Todos aos poucos foram concordando e saindo. Uma das poucas coisas que eu vi antes de ir embora de vez foi o abraço apertado que Marie e Laito trocaram.

Sorri.

—__________________________________

Depois de eu beber bastante água e vagabundar um pouco, fui atacada por uma ideia brilhante.

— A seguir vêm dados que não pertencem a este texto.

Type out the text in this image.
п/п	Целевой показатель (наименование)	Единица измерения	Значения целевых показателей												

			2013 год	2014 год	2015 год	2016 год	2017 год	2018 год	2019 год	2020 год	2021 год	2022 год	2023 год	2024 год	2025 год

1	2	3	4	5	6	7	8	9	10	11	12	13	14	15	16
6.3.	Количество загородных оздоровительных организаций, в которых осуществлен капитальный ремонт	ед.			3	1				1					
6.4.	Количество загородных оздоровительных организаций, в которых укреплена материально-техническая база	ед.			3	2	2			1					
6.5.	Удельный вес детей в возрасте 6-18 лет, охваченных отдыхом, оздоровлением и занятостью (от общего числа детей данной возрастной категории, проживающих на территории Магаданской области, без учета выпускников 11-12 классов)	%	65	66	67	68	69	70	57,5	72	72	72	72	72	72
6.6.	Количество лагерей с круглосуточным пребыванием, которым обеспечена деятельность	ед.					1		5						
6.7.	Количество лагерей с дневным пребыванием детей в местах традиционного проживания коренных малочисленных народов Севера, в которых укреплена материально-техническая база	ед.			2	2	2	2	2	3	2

Ok, não era tão brilhante assim. Mas era até um pouco… ousado.

Eu não sabia se ia dar certo, mas eu tinha teorias.

Teorias que podiam ser comprovadas. Ou completamente destruídas.

Bati na porta decidida.

—Pode entrar.- Yui me chamou com sua voz suave.

Quando entrei, ela estava escovando o cabelo na frente do espelho, já recém saída das roupas de funeral.

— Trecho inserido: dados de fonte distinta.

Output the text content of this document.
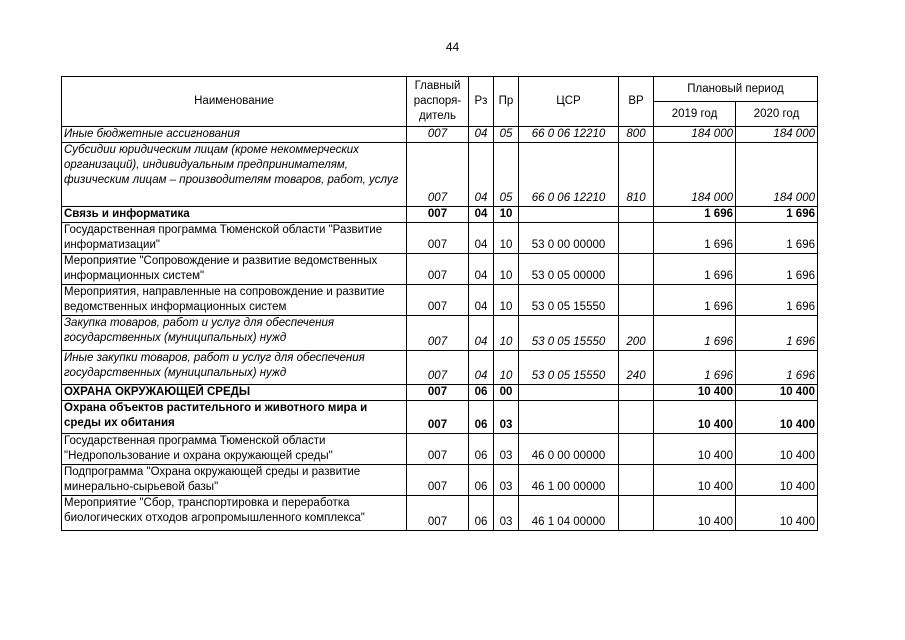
44
Наименование	Главный распоря-дитель	Рз	Пр	ЦСР	ВР	Плановый период	
						2019 год	2020 год
Иные бюджетные ассигнования	007	04	05	66 0 06 12210	800	184 000	184 000
Субсидии юридическим лицам (кроме некоммерческих организаций), индивидуальным предпринимателям, физическим лицам – производителям товаров, работ, услуг	007	04	05	66 0 06 12210	810	184 000	184 000
Связь и информатика	007	04	10			1 696	1 696
Государственная программа Тюменской области "Развитие информатизации"	007	04	10	53 0 00 00000		1 696	1 696
Мероприятие "Сопровождение и развитие ведомственных информационных систем"	007	04	10	53 0 05 00000		1 696	1 696
Мероприятия, направленные на сопровождение и развитие ведомственных информационных систем	007	04	10	53 0 05 15550		1 696	1 696
Закупка товаров, работ и услуг для обеспечения государственных (муниципальных) нужд	007	04	10	53 0 05 15550	200	1 696	1 696
Иные закупки товаров, работ и услуг для обеспечения государственных (муниципальных) нужд	007	04	10	53 0 05 15550	240	1 696	1 696
ОХРАНА ОКРУЖАЮЩЕЙ СРЕДЫ	007	06	00			10 400	10 400
Охрана объектов растительного и животного мира и среды их обитания	007	06	03			10 400	10 400
Государственная программа Тюменской области "Недропользование и охрана окружающей среды"	007	06	03	46 0 00 00000		10 400	10 400
Подпрограмма "Охрана окружающей среды и развитие минерально-сырьевой базы"	007	06	03	46 1 00 00000		10 400	10 400
Мероприятие "Сбор, транспортировка и переработка биологических отходов агропромышленного комплекса"	007	06	03	46 1 04 00000		10 400	10 400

—Posso ajudar?- Yui me olhou com seus grandes olhos vermelhos.

Senti minha língua pesar e embolar dentro da minha boca.

—Eu só…- Me senti prestes a gaguejar.- Eu só queria ver como você estava.

Yui sorriu docemente, e parecia meio hesitante.

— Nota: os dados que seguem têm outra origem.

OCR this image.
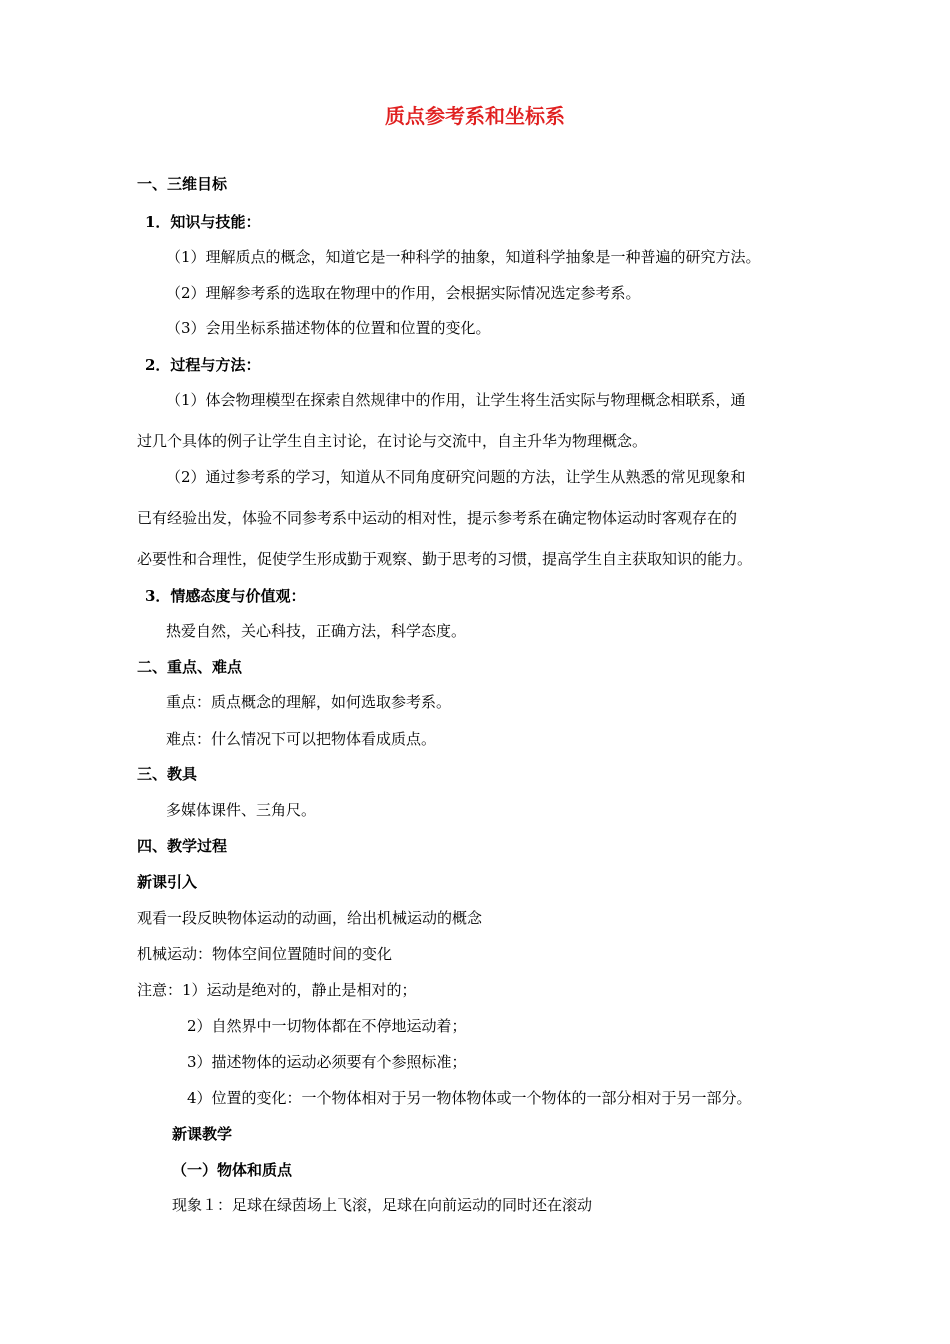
质点参考系和坐标系
一、三维目标
1．知识与技能：
（1）理解质点的概念，知道它是一种科学的抽象，知道科学抽象是一种普遍的研究方法。
（2）理解参考系的选取在物理中的作用，会根据实际情况选定参考系。
（3）会用坐标系描述物体的位置和位置的变化。
2．过程与方法：
（1）体会物理模型在探索自然规律中的作用，让学生将生活实际与物理概念相联系，通
过几个具体的例子让学生自主讨论，在讨论与交流中，自主升华为物理概念。
（2）通过参考系的学习，知道从不同角度研究问题的方法，让学生从熟悉的常见现象和
已有经验出发，体验不同参考系中运动的相对性，提示参考系在确定物体运动时客观存在的
必要性和合理性，促使学生形成勤于观察、勤于思考的习惯，提高学生自主获取知识的能力。
3．情感态度与价值观：
热爱自然，关心科技，正确方法，科学态度。
二、重点、难点
重点：质点概念的理解，如何选取参考系。
难点：什么情况下可以把物体看成质点。
三、教具
多媒体课件、三角尺。
四、教学过程
新课引入
观看一段反映物体运动的动画，给出机械运动的概念
机械运动：物体空间位置随时间的变化
注意：1）运动是绝对的，静止是相对的；
2）自然界中一切物体都在不停地运动着；
3）描述物体的运动必须要有个参照标准；
4）位置的变化：一个物体相对于另一物体物体或一个物体的一部分相对于另一部分。
新课教学
（一）物体和质点
现象１：足球在绿茵场上飞滚，足球在向前运动的同时还在滚动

—Estou como todos, acredito eu.- Ela suspirou- Aliviada. Acho que essa seria a palavra certa.

—Aliviada?- Repeti.

—Teria sido um dia muito triste.- Yui colocou a escova em cima da mesa- Então fico aliviada que tudo acabou se resolvendo.

A encarei por alguns segundos. Ela pareceu acanhada pelo meu olhar, mas pegou a escova e voltou a passá-la pelos fios loiros.

Dúvidas passaram a pipocar pela minha cabeça.

—Por que você traiu as Herbert?- Resolvi trazer voz pra uma delas.

Yui claramente não estava esperando minha pergunta, pelo jeito que ruborizou e arregalou os olhos.

—Eu…- Dei a chance pra ela continuar, mas ela pausou.

—Você namora o irmão delas.- Continuei- Não teria nada contra as seis, político ou pessoal. Então por que?

—Eu só…- Yui engoliu em seco.

—Pra quem você vendeu as informações?- Pressionei- Quais informações você vendeu?

Yui não respondeu nada.

—Anna.- Ouvi uma voz masculina atrás de mim. Me virei com força e vi Jackson- Acho que já é mais do que suficiente.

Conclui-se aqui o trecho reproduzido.